機体は大きく旋回し、エンジンを唸らせながら速度を上げていく。
「もっとスピード上がらんのか!」
投下後は急いで退避せよ。これが将軍から頂いた命令だ。
「おいランドル!カメラ回せ!ワンス将軍様に送りつけるんだ!」
アモスが大声で叫んでいる。爆弾を投下したことで機内の雰囲気は最高潮に達した。
その時、機内が光に包まれた。
慌てて外に目をやると上空からは衝撃波がはっきりとわかり、大きな雲が立ち上っていた。空にかかっていた雲もすっかり晴れて、大きな雲ひとつだけが共和国の空に浮かんでいる。先程まで賑わっていた機内もすっかり静かになってしまった。全員が言葉を失っていた。これを使えば世界は本当に滅んでしまうかもしれない。帝国は世界を滅ぼしてしまうかもしれない。そんな思いが駆け巡る。

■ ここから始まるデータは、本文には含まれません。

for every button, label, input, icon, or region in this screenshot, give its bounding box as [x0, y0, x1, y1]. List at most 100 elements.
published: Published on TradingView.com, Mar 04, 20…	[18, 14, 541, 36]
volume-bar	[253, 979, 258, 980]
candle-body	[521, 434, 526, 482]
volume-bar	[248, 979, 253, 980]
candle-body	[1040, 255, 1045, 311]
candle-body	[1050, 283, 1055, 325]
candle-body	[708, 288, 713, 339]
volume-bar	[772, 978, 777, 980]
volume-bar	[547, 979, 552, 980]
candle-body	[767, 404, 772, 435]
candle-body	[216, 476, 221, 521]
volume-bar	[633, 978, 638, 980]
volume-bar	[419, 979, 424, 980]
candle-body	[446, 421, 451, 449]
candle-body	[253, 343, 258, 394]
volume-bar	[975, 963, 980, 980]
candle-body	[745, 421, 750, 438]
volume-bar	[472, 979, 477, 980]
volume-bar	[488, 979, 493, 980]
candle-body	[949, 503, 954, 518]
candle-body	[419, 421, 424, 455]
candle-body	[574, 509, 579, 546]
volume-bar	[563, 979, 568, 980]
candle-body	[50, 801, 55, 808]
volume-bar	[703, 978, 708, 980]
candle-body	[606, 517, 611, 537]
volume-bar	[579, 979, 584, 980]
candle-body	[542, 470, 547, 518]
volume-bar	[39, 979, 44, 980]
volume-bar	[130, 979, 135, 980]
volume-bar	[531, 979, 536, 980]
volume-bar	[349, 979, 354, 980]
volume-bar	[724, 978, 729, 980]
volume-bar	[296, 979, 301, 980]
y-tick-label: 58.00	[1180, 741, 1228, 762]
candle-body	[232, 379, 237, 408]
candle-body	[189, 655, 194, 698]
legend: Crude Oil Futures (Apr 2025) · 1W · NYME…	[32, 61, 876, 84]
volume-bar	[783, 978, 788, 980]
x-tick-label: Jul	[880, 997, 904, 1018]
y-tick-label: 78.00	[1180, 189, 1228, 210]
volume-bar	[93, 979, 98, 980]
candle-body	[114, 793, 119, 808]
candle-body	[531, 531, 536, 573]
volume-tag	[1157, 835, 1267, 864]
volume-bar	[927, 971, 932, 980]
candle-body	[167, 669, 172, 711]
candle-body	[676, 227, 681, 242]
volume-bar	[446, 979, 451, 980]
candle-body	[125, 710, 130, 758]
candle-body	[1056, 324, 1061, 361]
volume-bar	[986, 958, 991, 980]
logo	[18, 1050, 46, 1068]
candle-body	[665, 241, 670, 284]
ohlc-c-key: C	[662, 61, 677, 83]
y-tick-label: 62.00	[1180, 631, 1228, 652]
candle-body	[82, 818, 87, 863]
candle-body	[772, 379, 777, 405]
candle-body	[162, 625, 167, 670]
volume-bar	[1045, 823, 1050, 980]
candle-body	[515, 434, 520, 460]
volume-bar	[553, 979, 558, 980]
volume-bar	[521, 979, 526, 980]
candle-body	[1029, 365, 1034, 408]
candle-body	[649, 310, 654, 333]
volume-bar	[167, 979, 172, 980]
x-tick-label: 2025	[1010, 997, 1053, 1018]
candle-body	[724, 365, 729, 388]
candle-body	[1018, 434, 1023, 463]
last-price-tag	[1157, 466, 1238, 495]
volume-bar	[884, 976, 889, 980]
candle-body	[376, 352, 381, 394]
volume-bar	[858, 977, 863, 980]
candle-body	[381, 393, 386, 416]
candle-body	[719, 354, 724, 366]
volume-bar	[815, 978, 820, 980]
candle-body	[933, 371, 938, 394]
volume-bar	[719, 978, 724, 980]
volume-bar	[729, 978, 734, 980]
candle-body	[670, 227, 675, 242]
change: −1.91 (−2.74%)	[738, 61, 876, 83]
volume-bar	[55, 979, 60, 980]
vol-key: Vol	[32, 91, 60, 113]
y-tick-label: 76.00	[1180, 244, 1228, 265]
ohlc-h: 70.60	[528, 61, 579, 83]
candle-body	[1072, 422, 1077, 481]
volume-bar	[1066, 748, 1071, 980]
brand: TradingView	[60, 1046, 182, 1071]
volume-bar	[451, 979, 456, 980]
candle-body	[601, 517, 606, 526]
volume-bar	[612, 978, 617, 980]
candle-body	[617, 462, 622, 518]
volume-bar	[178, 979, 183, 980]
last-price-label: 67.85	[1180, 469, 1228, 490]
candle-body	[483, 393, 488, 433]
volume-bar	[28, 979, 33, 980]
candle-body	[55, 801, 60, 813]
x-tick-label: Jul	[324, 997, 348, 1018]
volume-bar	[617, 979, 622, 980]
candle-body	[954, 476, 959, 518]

「広き大地に神の雷降りし時、人は作られ世界は生まれ変わった」
静かだった機内でランドルが始めに口を開くと機長も口を開いた。
「なんだそれ」
「世界神話の冒頭ですよ。人類誕生の場面です」
こんな破壊的な光景を目の前にして“誕生”などという言葉が出てくるのが疑問だったが、皆、そんなどころではないのだろう。母艦に帰るまで機内で会話が起こることは無かった。